Waterloo voyeurism charge isn’t an isolated incident

“Peeping toms” reported on campuses from coast to coast

Menage a Moi/Flickr

Police in Waterloo, Ont. arrested a 31-year-old non-student on Thursday and charged him with voyeurism after he was, “observed using a cell phone to take video of unsuspecting females as they used a staircase on the campus.”

It wasn’t an isolated incident at Waterloo, nor are “peeping toms” rare on Canadian campuses. During the last school year there were at least half-a-dozen media reports of men filming, photographing or otherwise spying on female students from New Brunswick to British Columbia.

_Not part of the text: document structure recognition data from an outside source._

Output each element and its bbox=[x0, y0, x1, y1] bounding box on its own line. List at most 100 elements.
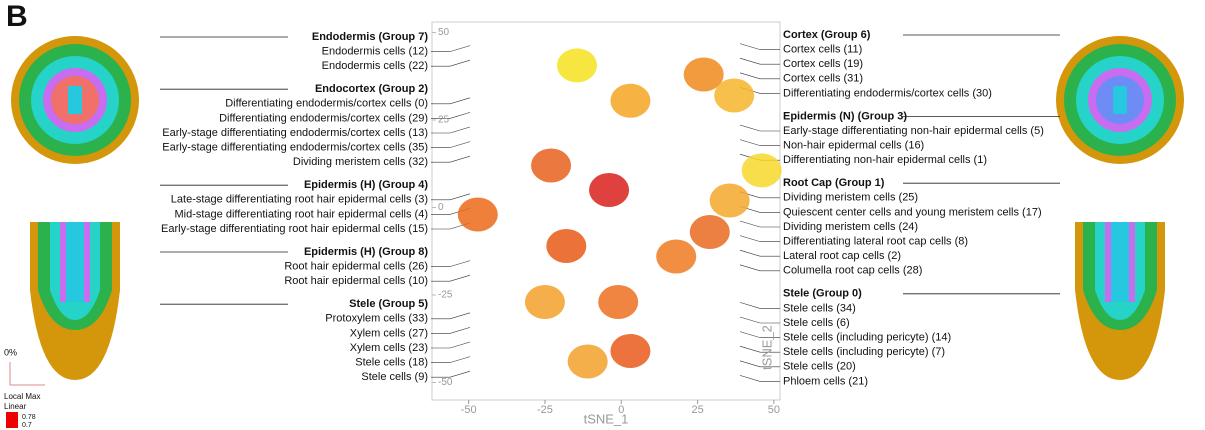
group-title: Root Cap (Group 1) bbox=[783, 177, 885, 189]
cluster-leader bbox=[431, 327, 470, 333]
cluster-leader bbox=[740, 125, 780, 131]
x-tick-label: 50 bbox=[768, 404, 780, 416]
cluster-leader bbox=[740, 375, 780, 381]
cluster bbox=[610, 334, 650, 368]
group-title: Epidermis (N) (Group 3) bbox=[783, 110, 907, 122]
cluster-leader bbox=[431, 46, 470, 52]
cluster-leader bbox=[740, 73, 780, 79]
cluster bbox=[742, 153, 782, 187]
legend-zero: 0% bbox=[4, 347, 17, 357]
cluster-label: Stele cells (34) bbox=[783, 302, 856, 314]
cluster-label: Cortex cells (19) bbox=[783, 58, 863, 70]
cluster-leader bbox=[431, 261, 470, 267]
cluster-label: Phloem cells (21) bbox=[783, 375, 868, 387]
cluster-label: Stele cells (including pericyte) (14) bbox=[783, 332, 951, 344]
cluster-leader bbox=[431, 313, 470, 319]
cluster-label: Late-stage differentiating root hair epi… bbox=[171, 194, 428, 206]
cluster bbox=[610, 84, 650, 118]
cluster-label: Cortex cells (11) bbox=[783, 44, 862, 56]
group-title: Endocortex (Group 2) bbox=[315, 83, 428, 95]
root-cross-section-left bbox=[11, 36, 139, 164]
cluster-label: Endodermis cells (12) bbox=[322, 46, 428, 58]
y-tick-label: 0 bbox=[438, 202, 444, 213]
cluster bbox=[546, 229, 586, 263]
cluster-label: Mid-stage differentiating root hair epid… bbox=[174, 208, 428, 220]
x-axis-title: tSNE_1 bbox=[584, 411, 629, 426]
cluster-leader bbox=[740, 58, 780, 64]
cluster-leader bbox=[431, 275, 470, 281]
cluster-label: Root hair epidermal cells (26) bbox=[284, 261, 428, 273]
x-tick-label: 25 bbox=[691, 404, 703, 416]
cluster-label: Stele cells (18) bbox=[355, 357, 428, 369]
cluster bbox=[710, 184, 750, 218]
cluster-leader bbox=[431, 112, 470, 118]
cluster bbox=[458, 198, 498, 232]
cluster-leader bbox=[740, 265, 780, 271]
cluster-label: Differentiating lateral root cap cells (… bbox=[783, 236, 968, 248]
cluster bbox=[690, 215, 730, 249]
y-tick-label: -50 bbox=[438, 377, 453, 388]
group-title: Stele (Group 5) bbox=[349, 298, 428, 310]
cluster-leader bbox=[740, 140, 780, 146]
y-tick-label: 25 bbox=[438, 115, 450, 126]
cluster-label: Stele cells (9) bbox=[361, 371, 428, 383]
color-legend: 0% Local Max Linear 0.78 0.7 bbox=[4, 347, 45, 428]
cluster-label: Early-stage differentiating endodermis/c… bbox=[162, 127, 428, 139]
cluster-label: Lateral root cap cells (2) bbox=[783, 250, 901, 262]
panel-label: B bbox=[6, 0, 28, 33]
cluster-label: Xylem cells (23) bbox=[350, 342, 428, 354]
cluster bbox=[568, 345, 608, 379]
cluster-leader bbox=[431, 127, 470, 133]
cluster-label: Differentiating endodermis/cortex cells … bbox=[225, 98, 428, 110]
y-tick-label: -25 bbox=[438, 290, 453, 301]
cluster bbox=[598, 285, 638, 319]
group-title: Epidermis (H) (Group 4) bbox=[304, 179, 428, 191]
root-cross-section-right bbox=[1056, 36, 1184, 164]
cluster-leader bbox=[431, 194, 470, 200]
cluster-label: Dividing meristem cells (24) bbox=[783, 221, 918, 233]
cluster-label: Stele cells (6) bbox=[783, 317, 850, 329]
cluster-label: Stele cells (20) bbox=[783, 361, 856, 373]
group-title: Epidermis (H) (Group 8) bbox=[304, 246, 428, 258]
cluster-label: Differentiating endodermis/cortex cells … bbox=[219, 112, 428, 124]
cluster-label: Root hair epidermal cells (10) bbox=[284, 275, 428, 287]
cluster-label: Quiescent center cells and young meriste… bbox=[783, 206, 1042, 218]
cluster-leader bbox=[740, 44, 780, 50]
y-tick-label: 50 bbox=[438, 27, 450, 38]
cluster-label: Columella root cap cells (28) bbox=[783, 265, 922, 277]
legend-scale: Linear bbox=[4, 402, 27, 411]
cluster-leader bbox=[431, 142, 470, 148]
cluster-leader bbox=[431, 342, 470, 348]
cluster-label: Non-hair epidermal cells (16) bbox=[783, 140, 924, 152]
legend-tick: 0.78 bbox=[22, 414, 36, 421]
cluster-label: Early-stage differentiating non-hair epi… bbox=[783, 125, 1044, 137]
cluster-leader bbox=[740, 221, 780, 227]
x-tick-label: -25 bbox=[537, 404, 553, 416]
root-longitudinal-left bbox=[30, 222, 120, 380]
cluster-label: Early-stage differentiating endodermis/c… bbox=[162, 142, 428, 154]
cluster-leader bbox=[740, 250, 780, 256]
cluster-leader bbox=[740, 236, 780, 242]
legend-title: Local Max bbox=[4, 392, 40, 401]
cluster bbox=[525, 285, 565, 319]
y-axis-title: tSNE_2 bbox=[759, 325, 774, 370]
cluster-label: Protoxylem cells (33) bbox=[325, 313, 428, 325]
cluster-label: Dividing meristem cells (32) bbox=[293, 156, 428, 168]
group-title: Cortex (Group 6) bbox=[783, 29, 871, 41]
group-title: Stele (Group 0) bbox=[783, 288, 862, 300]
cluster-leader bbox=[740, 302, 780, 308]
legend-tick: 0.7 bbox=[22, 422, 32, 429]
cluster-label: Differentiating non-hair epidermal cells… bbox=[783, 154, 987, 166]
cluster-leader bbox=[431, 98, 470, 104]
cluster-leader bbox=[431, 156, 470, 162]
cluster-label: Xylem cells (27) bbox=[350, 327, 428, 339]
cluster-label: Early-stage differentiating root hair ep… bbox=[161, 223, 428, 235]
cluster-leader bbox=[431, 60, 470, 66]
cluster bbox=[589, 173, 629, 207]
cluster-label: Endodermis cells (22) bbox=[322, 60, 428, 72]
figure: B 0% Local Max Linear 0.78 bbox=[0, 0, 1205, 430]
cluster bbox=[656, 240, 696, 274]
cluster-label: Cortex cells (31) bbox=[783, 73, 863, 85]
root-longitudinal-right bbox=[1075, 222, 1165, 380]
cluster bbox=[557, 48, 597, 82]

Multiple students reported a man lurking in the women’s washroom at Toronto’s York University.

Far away in Fredericton, N.B., St. Thomas University students reported a man peeking in windows.

At the University of Guelph, Doug Dennis, a 38-year-old former staff member, was charged with eight counts of voyeurism for allegedly taking photos up women’s skirts. He’s in court this month.

Paul Carkner, then 27, was working as a University of Waterloo co-op coordinator when he filmed women with an iPhone as they passed over a staircase.* He pleaded guilty and was sentenced to 100 hours of community service and 15 months probation.

In January, Scott Raymond Gagne, 28, pleaded guilty and got 18 months of probation after serving 81 days in custody for filming a woman using a bathroom at the University of Alberta Hospital.

That’s not all. Last fall, a student at the University of British Columbia twice saw a voyeur in the women’s locker room at the campuses’ Osborne Centre gym. Jay Winship Forster’s BlackBerry contained at least half-a-dozen locker room videos when he was caught. He pleaded guilty.

Also last fall, London Police charged Bradley Priestap, then 47, with 17 counts, including breaking and entering to commit voyeurism and voyeurism, for alleged crimes near Western University.

In other words, women need to be aware of voyeurism no matter what university they attend.

*This post has been corrected. It referenced 30 videos when in fact only one charge was upheld.